HOUMA -- Residents and business owners are still cleaning up after the storm on Grand Isle, but the attention is shifting to damage seen on the beaches.

Mayor David Carmadelle estimates Tropical Storm Cindy has lopped off about 30 feet of shoreline in some stretches of the island.

"When we got here Sunday the pathway to the beach had a little bit of erosion, maybe 2 or 3 feet," Donna Carter said.

Carter, a long-time vacationer from Houma, says she was shocked to see the damage.

She showed Eyewitness News a part that used to be a part of the path that led to the beach. This Thursday the path had nearly been washed away.

"They won't have this too much longer if they don't do something better than this," Carter said.

There was a barrier constructed of dirt and tubing finished years ago, but due to erosion, the island needs more protection. Mayor Carmadelle says he was able to get a grant from Jefferson Parish to buy large boulders he's planted along the beach, but he needs about $10-12 million more, $50 million total, to do it right.

"Going through the delay of getting money from the state and other agencies, the longer that you let it sit like that, the costlier it becomes," said Jefferson Parish Councilman Chris Roberts.

Councilman Roberts says there could be some money from the BP Settlement to help.

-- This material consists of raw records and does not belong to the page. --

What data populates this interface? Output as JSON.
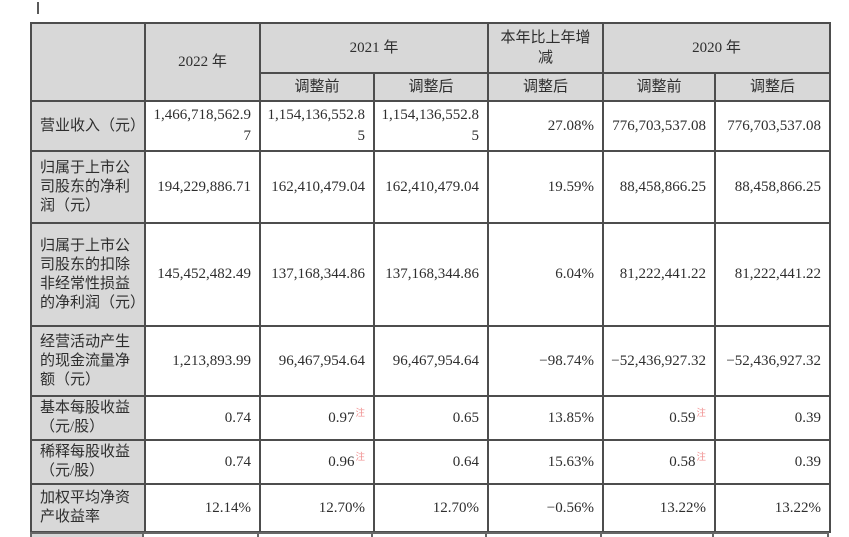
{
  "table": {
    "note_char": "注",
    "colors": {
      "header_bg": "#d8d8d8",
      "border": "#4d4d4d",
      "text": "#2e2e2e",
      "note_red": "#f08f8f"
    },
    "header": {
      "y2022": "2022 年",
      "y2021": "2021 年",
      "change": "本年比上年增减",
      "y2020": "2020 年",
      "adj_before": "调整前",
      "adj_after": "调整后"
    },
    "rows": [
      {
        "label": "营业收入（元）",
        "y2022": "1,466,718,562.97",
        "y2021_before": "1,154,136,552.85",
        "y2021_after": "1,154,136,552.85",
        "change": "27.08%",
        "y2020_before": "776,703,537.08",
        "y2020_after": "776,703,537.08"
      },
      {
        "label": "归属于上市公司股东的净利润（元）",
        "y2022": "194,229,886.71",
        "y2021_before": "162,410,479.04",
        "y2021_after": "162,410,479.04",
        "change": "19.59%",
        "y2020_before": "88,458,866.25",
        "y2020_after": "88,458,866.25"
      },
      {
        "label": "归属于上市公司股东的扣除非经常性损益的净利润（元）",
        "y2022": "145,452,482.49",
        "y2021_before": "137,168,344.86",
        "y2021_after": "137,168,344.86",
        "change": "6.04%",
        "y2020_before": "81,222,441.22",
        "y2020_after": "81,222,441.22"
      },
      {
        "label": "经营活动产生的现金流量净额（元）",
        "y2022": "1,213,893.99",
        "y2021_before": "96,467,954.64",
        "y2021_after": "96,467,954.64",
        "change": "−98.74%",
        "y2020_before": "−52,436,927.32",
        "y2020_after": "−52,436,927.32"
      },
      {
        "label": "基本每股收益（元/股）",
        "y2022": "0.74",
        "y2021_before": "0.97",
        "note_2021_before": true,
        "y2021_after": "0.65",
        "change": "13.85%",
        "y2020_before": "0.59",
        "note_2020_before": true,
        "y2020_after": "0.39"
      },
      {
        "label": "稀释每股收益（元/股）",
        "y2022": "0.74",
        "y2021_before": "0.96",
        "note_2021_before": true,
        "y2021_after": "0.64",
        "change": "15.63%",
        "y2020_before": "0.58",
        "note_2020_before": true,
        "y2020_after": "0.39"
      },
      {
        "label": "加权平均净资产收益率",
        "y2022": "12.14%",
        "y2021_before": "12.70%",
        "y2021_after": "12.70%",
        "change": "−0.56%",
        "y2020_before": "13.22%",
        "y2020_after": "13.22%"
      }
    ]
  }
}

"And there's a lot of people who say 'well, okay, how much money is too much money to keep Grand Isle there?' Well, Grand Isle is kind of the first speed bump for a storm," Roberts said.

Securing the money for improvements has been an uphill battle for decades.

"I've been here since 89', I was here when we built this in 83," Carmadelle said.

And now the pressure is on to get the work done before another powerful storm takes another swipe.

"When you look at it, it's saddening to know how many memories we had here as a family and to know that my grandchildren are probably not going to get to do that," Carter said.